“他信中那般巧言辞色推诿责任,实则还不是害怕关云峰太过老道,与你我一样瞧出老大的死是他联合他那个七侄儿关斯杰下的手?”
“那关云峰明明早就知道关小七烂泥糊不上墙了,早就想将京中分舵给了老大经营,这期间还不知叫人传话问过老大多少次、问他愿不愿意。”
“老大虽是心里愿意,面上却也不显不露,只等着从总舵下来任命才算名正言顺。
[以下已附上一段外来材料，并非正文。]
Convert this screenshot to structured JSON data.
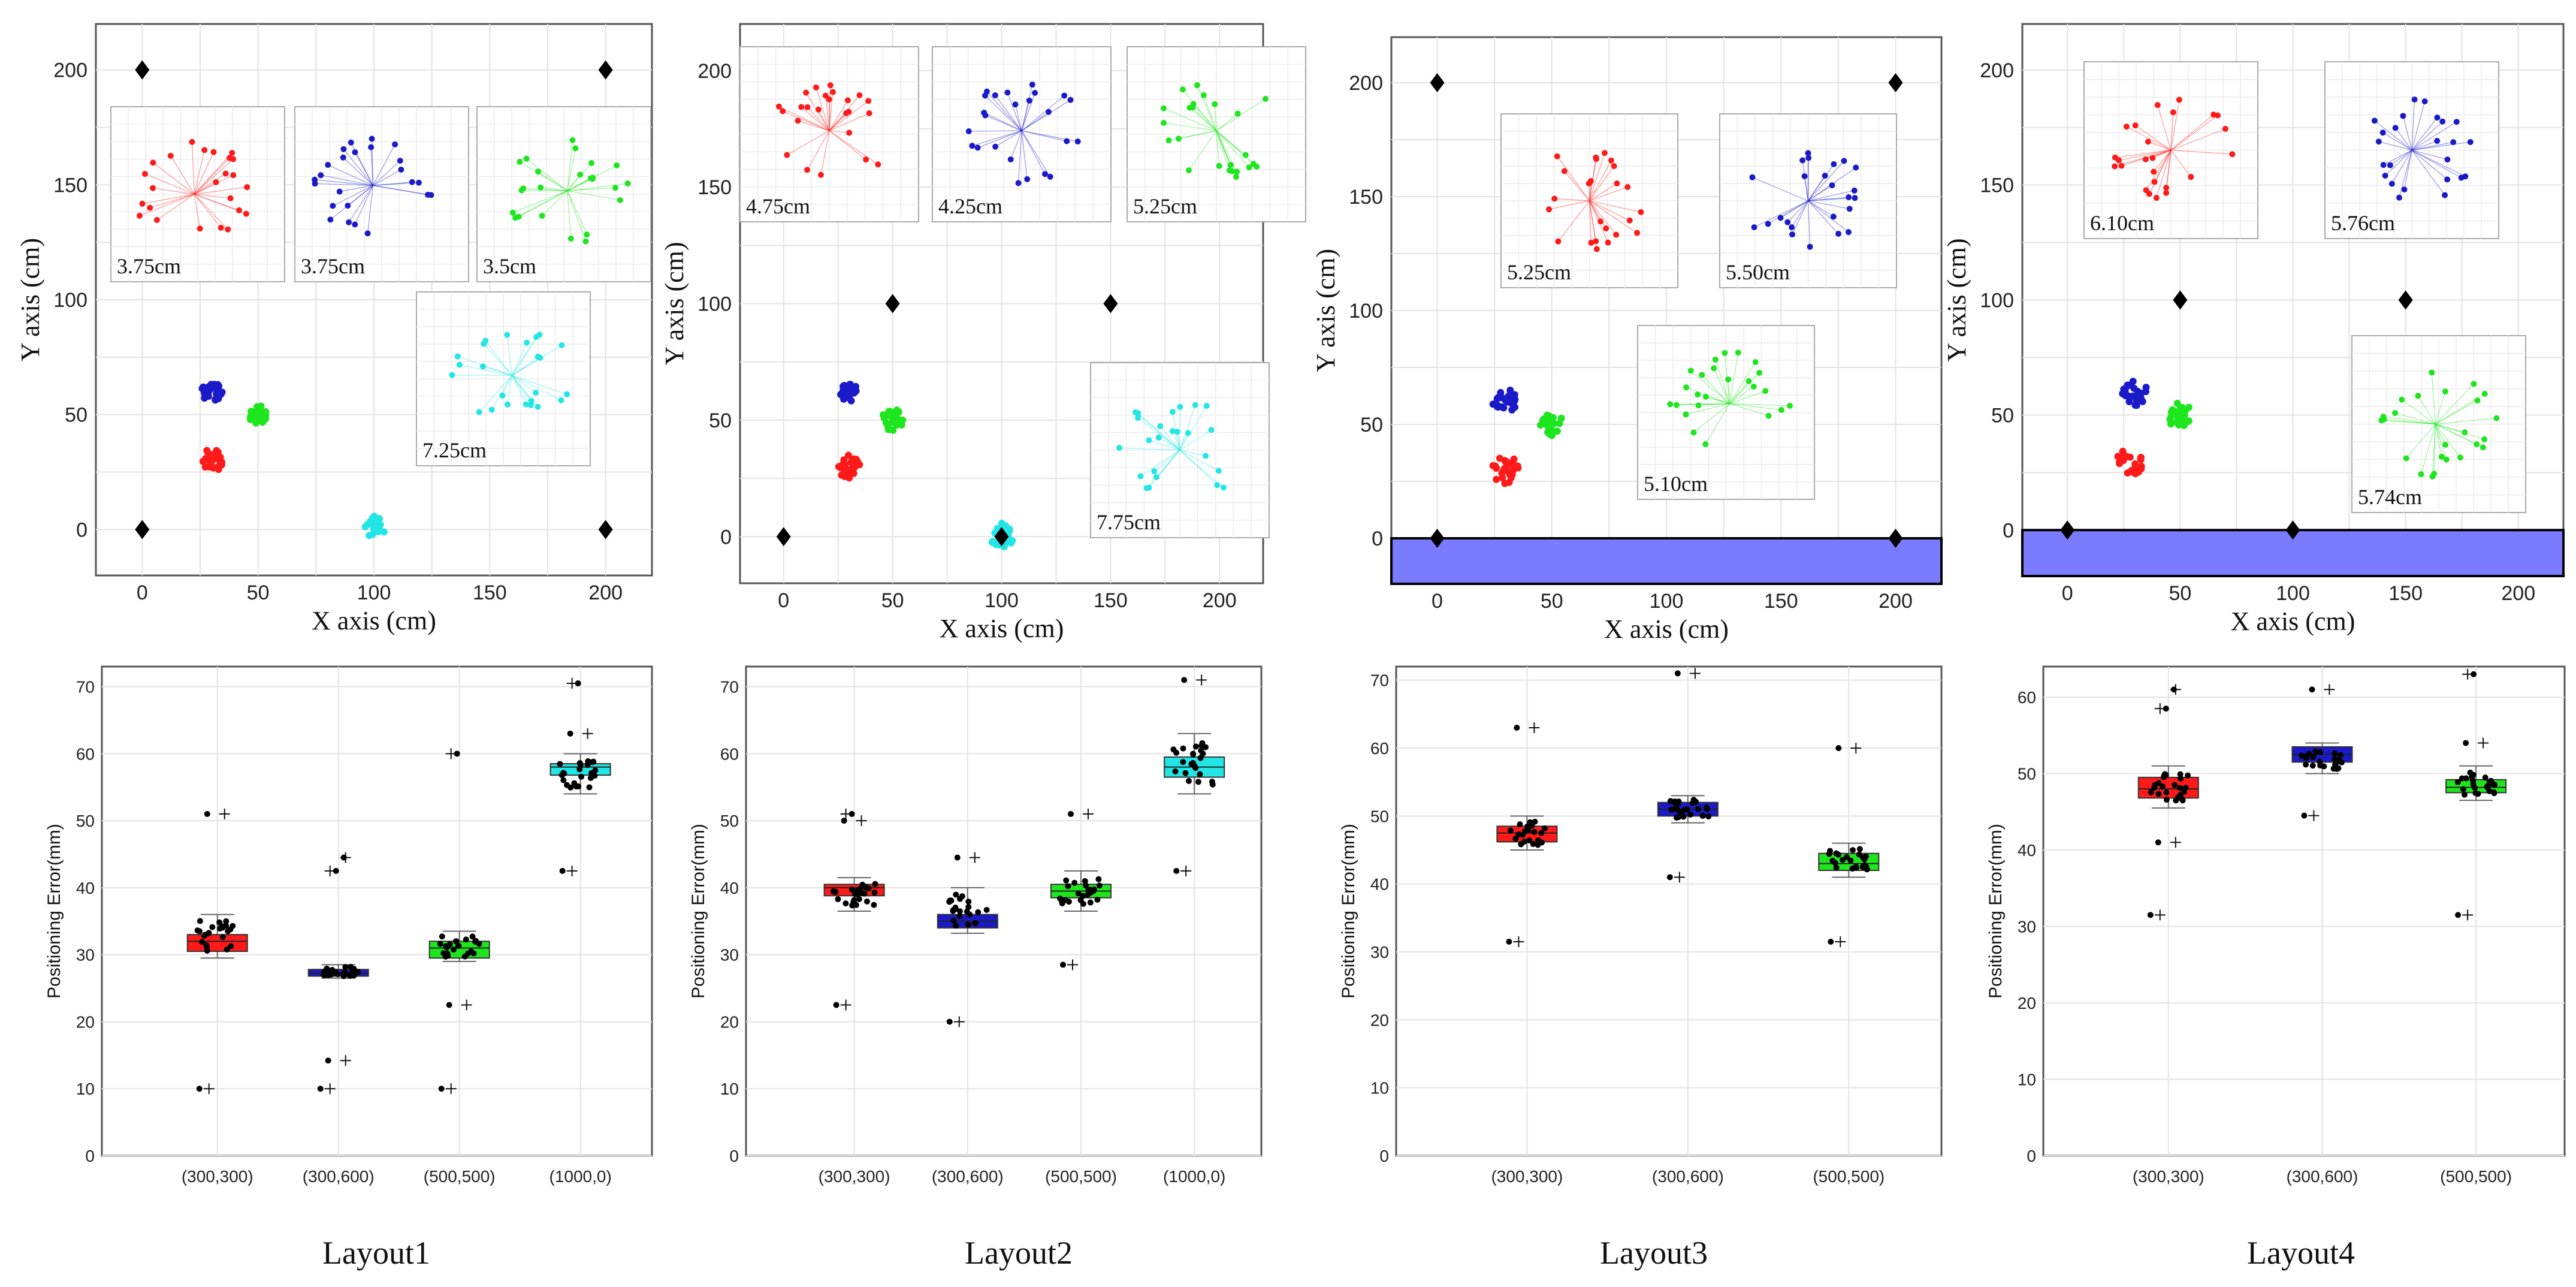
{
  "chart_data": [
    {
      "type": "scatter",
      "title": "Layout1",
      "xlabel": "X axis (cm)",
      "ylabel": "Y axis (cm)",
      "xlim": [
        -20,
        220
      ],
      "ylim": [
        -20,
        220
      ],
      "xticks": [
        "0",
        "50",
        "100",
        "150",
        "200"
      ],
      "yticks": [
        "0",
        "50",
        "100",
        "150",
        "200"
      ],
      "anchors": [
        [
          0,
          0
        ],
        [
          0,
          200
        ],
        [
          200,
          0
        ],
        [
          200,
          200
        ]
      ],
      "clusters": [
        {
          "name": "(300,300)",
          "color": "#ff1a1a",
          "center": [
            30,
            30
          ],
          "spread": 5
        },
        {
          "name": "(300,600)",
          "color": "#1a1ac8",
          "center": [
            30,
            61
          ],
          "spread": 5
        },
        {
          "name": "(500,500)",
          "color": "#1ee61e",
          "center": [
            50,
            50
          ],
          "spread": 4
        },
        {
          "name": "(1000,0)",
          "color": "#22e6e6",
          "center": [
            100,
            1
          ],
          "spread": 5
        }
      ],
      "obstacle": null,
      "insets": [
        {
          "label": "3.75cm",
          "color": "#ff1a1a"
        },
        {
          "label": "3.75cm",
          "color": "#1a1ac8"
        },
        {
          "label": "3.5cm",
          "color": "#1ee61e"
        },
        {
          "label": "7.25cm",
          "color": "#22e6e6"
        }
      ]
    },
    {
      "type": "scatter",
      "title": "Layout2",
      "xlabel": "X axis (cm)",
      "ylabel": "Y axis (cm)",
      "xlim": [
        -20,
        220
      ],
      "ylim": [
        -20,
        220
      ],
      "xticks": [
        "0",
        "50",
        "100",
        "150",
        "200"
      ],
      "yticks": [
        "0",
        "50",
        "100",
        "150",
        "200"
      ],
      "anchors": [
        [
          0,
          0
        ],
        [
          50,
          100
        ],
        [
          100,
          0
        ],
        [
          150,
          100
        ]
      ],
      "clusters": [
        {
          "name": "(300,300)",
          "color": "#ff1a1a",
          "center": [
            30,
            30
          ],
          "spread": 5
        },
        {
          "name": "(300,600)",
          "color": "#1a1ac8",
          "center": [
            30,
            62
          ],
          "spread": 4
        },
        {
          "name": "(500,500)",
          "color": "#1ee61e",
          "center": [
            50,
            50
          ],
          "spread": 5
        },
        {
          "name": "(1000,0)",
          "color": "#22e6e6",
          "center": [
            100,
            1
          ],
          "spread": 6
        }
      ],
      "obstacle": null,
      "insets": [
        {
          "label": "4.75cm",
          "color": "#ff1a1a"
        },
        {
          "label": "4.25cm",
          "color": "#1a1ac8"
        },
        {
          "label": "5.25cm",
          "color": "#1ee61e"
        },
        {
          "label": "7.75cm",
          "color": "#22e6e6"
        }
      ]
    },
    {
      "type": "scatter",
      "title": "Layout3",
      "xlabel": "X axis (cm)",
      "ylabel": "Y axis (cm)",
      "xlim": [
        -20,
        220
      ],
      "ylim": [
        -20,
        220
      ],
      "xticks": [
        "0",
        "50",
        "100",
        "150",
        "200"
      ],
      "yticks": [
        "0",
        "50",
        "100",
        "150",
        "200"
      ],
      "anchors": [
        [
          0,
          0
        ],
        [
          0,
          200
        ],
        [
          200,
          0
        ],
        [
          200,
          200
        ]
      ],
      "clusters": [
        {
          "name": "(300,300)",
          "color": "#ff1a1a",
          "center": [
            30,
            30
          ],
          "spread": 6
        },
        {
          "name": "(300,600)",
          "color": "#1a1ac8",
          "center": [
            30,
            60
          ],
          "spread": 6
        },
        {
          "name": "(500,500)",
          "color": "#1ee61e",
          "center": [
            50,
            50
          ],
          "spread": 5
        }
      ],
      "obstacle": {
        "y0": -20,
        "y1": 0,
        "color": "#7b7bff"
      },
      "insets": [
        {
          "label": "5.25cm",
          "color": "#ff1a1a"
        },
        {
          "label": "5.50cm",
          "color": "#1a1ac8"
        },
        {
          "label": "5.10cm",
          "color": "#1ee61e"
        }
      ]
    },
    {
      "type": "scatter",
      "title": "Layout4",
      "xlabel": "X axis (cm)",
      "ylabel": "Y axis (cm)",
      "xlim": [
        -20,
        220
      ],
      "ylim": [
        -20,
        220
      ],
      "xticks": [
        "0",
        "50",
        "100",
        "150",
        "200"
      ],
      "yticks": [
        "0",
        "50",
        "100",
        "150",
        "200"
      ],
      "anchors": [
        [
          0,
          0
        ],
        [
          50,
          100
        ],
        [
          100,
          0
        ],
        [
          150,
          100
        ]
      ],
      "clusters": [
        {
          "name": "(300,300)",
          "color": "#ff1a1a",
          "center": [
            28,
            30
          ],
          "spread": 6
        },
        {
          "name": "(300,600)",
          "color": "#1a1ac8",
          "center": [
            30,
            60
          ],
          "spread": 6
        },
        {
          "name": "(500,500)",
          "color": "#1ee61e",
          "center": [
            50,
            50
          ],
          "spread": 6
        }
      ],
      "obstacle": {
        "y0": -20,
        "y1": 0,
        "color": "#7b7bff"
      },
      "insets": [
        {
          "label": "6.10cm",
          "color": "#ff1a1a"
        },
        {
          "label": "5.76cm",
          "color": "#1a1ac8"
        },
        {
          "label": "5.74cm",
          "color": "#1ee61e"
        }
      ]
    },
    {
      "type": "box",
      "title": "Layout1",
      "ylabel": "Positioning Error(mm)",
      "ylim": [
        0,
        73
      ],
      "yticks": [
        0,
        10,
        20,
        30,
        40,
        50,
        60,
        70
      ],
      "categories": [
        "(300,300)",
        "(300,600)",
        "(500,500)",
        "(1000,0)"
      ],
      "colors": [
        "#ff1a1a",
        "#1a1ac8",
        "#1ee61e",
        "#22e6e6"
      ],
      "boxes": [
        {
          "q1": 30.5,
          "median": 32,
          "q3": 33,
          "wlo": 29.5,
          "whi": 36,
          "outliers": [
            10,
            51
          ]
        },
        {
          "q1": 26.8,
          "median": 27.2,
          "q3": 27.8,
          "wlo": 26.5,
          "whi": 28.5,
          "outliers": [
            10,
            14.2,
            42.5,
            44.5
          ]
        },
        {
          "q1": 29.5,
          "median": 31,
          "q3": 32,
          "wlo": 29,
          "whi": 33.5,
          "outliers": [
            10,
            22.5,
            60
          ]
        },
        {
          "q1": 56.8,
          "median": 58,
          "q3": 58.5,
          "wlo": 54,
          "whi": 60,
          "outliers": [
            42.5,
            63,
            70.5
          ]
        }
      ]
    },
    {
      "type": "box",
      "title": "Layout2",
      "ylabel": "Positioning Error(mm)",
      "ylim": [
        0,
        73
      ],
      "yticks": [
        0,
        10,
        20,
        30,
        40,
        50,
        60,
        70
      ],
      "categories": [
        "(300,300)",
        "(300,600)",
        "(500,500)",
        "(1000,0)"
      ],
      "colors": [
        "#ff1a1a",
        "#1a1ac8",
        "#1ee61e",
        "#22e6e6"
      ],
      "boxes": [
        {
          "q1": 38.8,
          "median": 40,
          "q3": 40.5,
          "wlo": 36.5,
          "whi": 41.5,
          "outliers": [
            22.5,
            50,
            51
          ]
        },
        {
          "q1": 34,
          "median": 35,
          "q3": 36,
          "wlo": 33.2,
          "whi": 40,
          "outliers": [
            20,
            44.5
          ]
        },
        {
          "q1": 38.5,
          "median": 39.5,
          "q3": 40.5,
          "wlo": 36.5,
          "whi": 42.5,
          "outliers": [
            28.5,
            51
          ]
        },
        {
          "q1": 56.5,
          "median": 58,
          "q3": 59.5,
          "wlo": 54,
          "whi": 63,
          "outliers": [
            42.5,
            71
          ]
        }
      ]
    },
    {
      "type": "box",
      "title": "Layout3",
      "ylabel": "Positioning Error(mm)",
      "ylim": [
        0,
        72
      ],
      "yticks": [
        0,
        10,
        20,
        30,
        40,
        50,
        60,
        70
      ],
      "categories": [
        "(300,300)",
        "(300,600)",
        "(500,500)"
      ],
      "colors": [
        "#ff1a1a",
        "#1a1ac8",
        "#1ee61e"
      ],
      "boxes": [
        {
          "q1": 46.2,
          "median": 47.5,
          "q3": 48.5,
          "wlo": 45,
          "whi": 50,
          "outliers": [
            31.5,
            63
          ]
        },
        {
          "q1": 50,
          "median": 51,
          "q3": 52,
          "wlo": 49,
          "whi": 53,
          "outliers": [
            41,
            71
          ]
        },
        {
          "q1": 42,
          "median": 43,
          "q3": 44.5,
          "wlo": 41,
          "whi": 46,
          "outliers": [
            31.5,
            60
          ]
        }
      ]
    },
    {
      "type": "box",
      "title": "Layout4",
      "ylabel": "Positioning Error(mm)",
      "ylim": [
        0,
        64
      ],
      "yticks": [
        0,
        10,
        20,
        30,
        40,
        50,
        60
      ],
      "categories": [
        "(300,300)",
        "(300,600)",
        "(500,500)"
      ],
      "colors": [
        "#ff1a1a",
        "#1a1ac8",
        "#1ee61e"
      ],
      "boxes": [
        {
          "q1": 46.8,
          "median": 48,
          "q3": 49.5,
          "wlo": 45.5,
          "whi": 51,
          "outliers": [
            31.5,
            41,
            58.5,
            61
          ]
        },
        {
          "q1": 51.5,
          "median": 52.5,
          "q3": 53.5,
          "wlo": 50,
          "whi": 54,
          "outliers": [
            44.5,
            61
          ]
        },
        {
          "q1": 47.5,
          "median": 48.2,
          "q3": 49.2,
          "wlo": 46.5,
          "whi": 51,
          "outliers": [
            31.5,
            54,
            63
          ]
        }
      ]
    }
  ],
  "captions": [
    "Layout1",
    "Layout2",
    "Layout3",
    "Layout4"
  ]
}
”
“这时候他又怎会吃了些不该吃的药,又拉着蒋逵前去青楼招摇?”
再说老大可是懂得医理药理的,他又怎会不知道那些药效如虎如狼?和五石散相配更会顷刻间要了命?
杜跃海又恼又恨的将这些旧事重新提了一回,同时也就打消了暂时不动手的心思。
只因他一来心里有恨,不杀关主事与关斯杰必然恨意难平。
再则师爷也给他讲明白了,哪怕仙公教的扬州总舵将来不姓杜,杜家照样能捏着京中分舵、与那总舵各自为政,再在江南一派占有一席之地。
他便对师爷摆了摆手道,那就这么定下吧。
“老二那厢既是一直叫人盯着关主事家,西山那头儿也有老大留下的人手盯着,该动手时就别含糊。”
至于容家或是容程早就看出了些什么,再不然便是一直也等着收拾仙公教的好机会呢,这与杜家又有什么冲突?
杜家可不单没跟仙公教同流合污,还出手替朝廷解决了京城分舵呢,他杜跃海还怕容程咬他一口不成?